All these are new guidelines for aircrews, part of the Air Force effort to use significantly less fuel and save money. In the event that they fail to understand the needs for energy saving, it may mean a spell inside the flight simulator to be able to make those mind changes stick!
“Trying to educate a fighter pilot or even a bomber pilot to approach energy differently can almost be as challenging as trying to educate my daughters to turn the lights off and not spend so much time drying their hair,” Lt. Gen. William Rew, vice commander of Air Combat Command, told other military leaders along with energy industry officials at a two-day Air Force energy forum in May.
Driving the conservation push is fuel use — 84 percent of the Air Force’s energy costs.
Pilots “like to go fast and think, ‘if I go afterburner, I want to use as much as I want,’” Rew said.
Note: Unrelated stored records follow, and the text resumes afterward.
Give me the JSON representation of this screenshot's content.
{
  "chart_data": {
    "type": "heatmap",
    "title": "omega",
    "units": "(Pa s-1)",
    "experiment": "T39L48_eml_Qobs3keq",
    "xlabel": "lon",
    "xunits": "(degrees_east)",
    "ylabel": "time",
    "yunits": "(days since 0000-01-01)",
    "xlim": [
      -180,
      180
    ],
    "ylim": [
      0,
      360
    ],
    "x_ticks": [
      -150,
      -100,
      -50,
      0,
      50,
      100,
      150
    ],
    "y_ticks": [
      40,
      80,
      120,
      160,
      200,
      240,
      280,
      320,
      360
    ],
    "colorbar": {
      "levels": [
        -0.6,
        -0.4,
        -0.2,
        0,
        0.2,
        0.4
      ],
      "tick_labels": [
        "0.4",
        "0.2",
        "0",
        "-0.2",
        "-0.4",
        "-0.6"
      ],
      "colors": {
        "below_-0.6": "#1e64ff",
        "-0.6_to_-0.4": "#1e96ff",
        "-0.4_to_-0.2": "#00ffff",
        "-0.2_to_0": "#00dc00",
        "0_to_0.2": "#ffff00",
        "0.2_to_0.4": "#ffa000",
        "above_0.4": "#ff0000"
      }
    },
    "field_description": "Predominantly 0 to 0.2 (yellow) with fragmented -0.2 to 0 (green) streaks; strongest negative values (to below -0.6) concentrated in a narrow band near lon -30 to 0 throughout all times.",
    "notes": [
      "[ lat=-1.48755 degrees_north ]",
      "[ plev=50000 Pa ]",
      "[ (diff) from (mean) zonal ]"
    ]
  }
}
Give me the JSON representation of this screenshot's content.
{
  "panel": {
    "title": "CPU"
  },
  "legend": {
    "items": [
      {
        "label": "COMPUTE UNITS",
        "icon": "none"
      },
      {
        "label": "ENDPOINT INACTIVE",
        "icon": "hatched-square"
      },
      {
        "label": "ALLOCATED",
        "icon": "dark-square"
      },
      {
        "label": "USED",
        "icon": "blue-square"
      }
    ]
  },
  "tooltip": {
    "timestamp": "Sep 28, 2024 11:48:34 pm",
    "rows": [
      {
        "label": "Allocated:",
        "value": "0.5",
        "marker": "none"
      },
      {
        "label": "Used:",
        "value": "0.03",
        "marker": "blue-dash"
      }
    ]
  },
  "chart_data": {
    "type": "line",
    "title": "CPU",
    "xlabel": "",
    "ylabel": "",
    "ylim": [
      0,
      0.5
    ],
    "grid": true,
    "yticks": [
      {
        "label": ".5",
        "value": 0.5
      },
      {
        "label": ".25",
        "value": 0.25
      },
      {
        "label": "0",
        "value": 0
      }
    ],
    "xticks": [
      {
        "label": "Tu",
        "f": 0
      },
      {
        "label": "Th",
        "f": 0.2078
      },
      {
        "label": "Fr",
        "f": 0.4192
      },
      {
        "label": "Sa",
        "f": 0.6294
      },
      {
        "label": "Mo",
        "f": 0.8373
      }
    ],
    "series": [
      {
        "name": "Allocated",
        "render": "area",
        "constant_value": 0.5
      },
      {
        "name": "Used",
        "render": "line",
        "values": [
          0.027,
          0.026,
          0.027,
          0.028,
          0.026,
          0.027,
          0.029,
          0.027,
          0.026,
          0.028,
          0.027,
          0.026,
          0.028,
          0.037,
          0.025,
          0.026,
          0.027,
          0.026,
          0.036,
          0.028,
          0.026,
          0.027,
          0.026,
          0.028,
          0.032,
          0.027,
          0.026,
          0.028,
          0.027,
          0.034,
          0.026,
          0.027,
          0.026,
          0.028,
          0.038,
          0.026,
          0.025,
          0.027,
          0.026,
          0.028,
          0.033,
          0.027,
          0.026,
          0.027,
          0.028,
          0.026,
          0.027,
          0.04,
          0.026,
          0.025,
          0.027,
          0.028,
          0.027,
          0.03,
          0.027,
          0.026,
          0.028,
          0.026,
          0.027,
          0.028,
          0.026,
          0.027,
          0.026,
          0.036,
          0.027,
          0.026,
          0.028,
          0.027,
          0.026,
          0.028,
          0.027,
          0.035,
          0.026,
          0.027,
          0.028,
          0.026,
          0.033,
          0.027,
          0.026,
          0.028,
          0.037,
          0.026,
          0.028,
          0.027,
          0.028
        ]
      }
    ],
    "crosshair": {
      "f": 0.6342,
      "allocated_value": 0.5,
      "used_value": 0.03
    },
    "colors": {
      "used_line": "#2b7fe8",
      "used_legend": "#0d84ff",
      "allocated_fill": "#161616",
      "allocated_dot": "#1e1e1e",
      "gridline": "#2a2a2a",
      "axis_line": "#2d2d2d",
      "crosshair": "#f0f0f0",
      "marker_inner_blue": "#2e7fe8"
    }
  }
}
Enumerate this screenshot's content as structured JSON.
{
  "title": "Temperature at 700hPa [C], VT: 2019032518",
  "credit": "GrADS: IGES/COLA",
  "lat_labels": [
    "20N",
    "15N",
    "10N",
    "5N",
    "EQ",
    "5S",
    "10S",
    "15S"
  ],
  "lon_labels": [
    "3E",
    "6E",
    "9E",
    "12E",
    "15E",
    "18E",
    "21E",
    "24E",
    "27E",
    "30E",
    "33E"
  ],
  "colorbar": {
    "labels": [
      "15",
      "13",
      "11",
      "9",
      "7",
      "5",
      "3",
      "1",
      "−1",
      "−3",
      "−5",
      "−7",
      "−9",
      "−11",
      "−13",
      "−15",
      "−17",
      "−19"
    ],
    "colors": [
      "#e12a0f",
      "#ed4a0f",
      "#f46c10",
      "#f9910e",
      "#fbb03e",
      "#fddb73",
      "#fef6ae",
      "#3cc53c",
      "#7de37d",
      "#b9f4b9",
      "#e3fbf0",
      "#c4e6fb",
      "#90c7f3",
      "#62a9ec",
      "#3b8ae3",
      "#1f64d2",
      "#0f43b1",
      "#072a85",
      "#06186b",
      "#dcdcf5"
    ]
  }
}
Currently, ACC pilots get an annual review associated with their fuel savings. If they don’t do well, they receive a talking to.
“We’ll have a little attention adjustment or they will suffer the consequences,” said Rew, an F-16 Fighting Falcon pilot and three-time wing commander.
At Red Flag exercises around Nevada, for example, commanders notify the fighter pilots to reduce their speed on their return to Nellis Air Force Base. Instead of 350 knots, the pilots fly at 300 knots.
Air Instruction and Training Command is designed to commence aircrew members thinking about fuel efficiency while they are still earning their wings, said Lt. Col. Frank Yannuzzi, chief of the flying training branch for undergraduate flight training.
As soon as the student pilot is off the ground, instruction takes precedence over fuel conservation, Yannuzzi said.
Flight simulators can be another way the Air Force may help save fuel. How much a student pilot utilizes a simulator is dependent primarily on his proficiency level and the type of aircraft, said Ron Hamada of the graduate training division.
A new student pilot flying a T-6 Texan trainer requires as much time in the air as they can grab, he said. A student pilot moving on to training with regard to operational assignments, nevertheless, would make use of a simulator.
For example, a C-130J Hercules student pilot trains only in a simulator through the basic phase of their study course and moves to a plane for the mission assignment training section.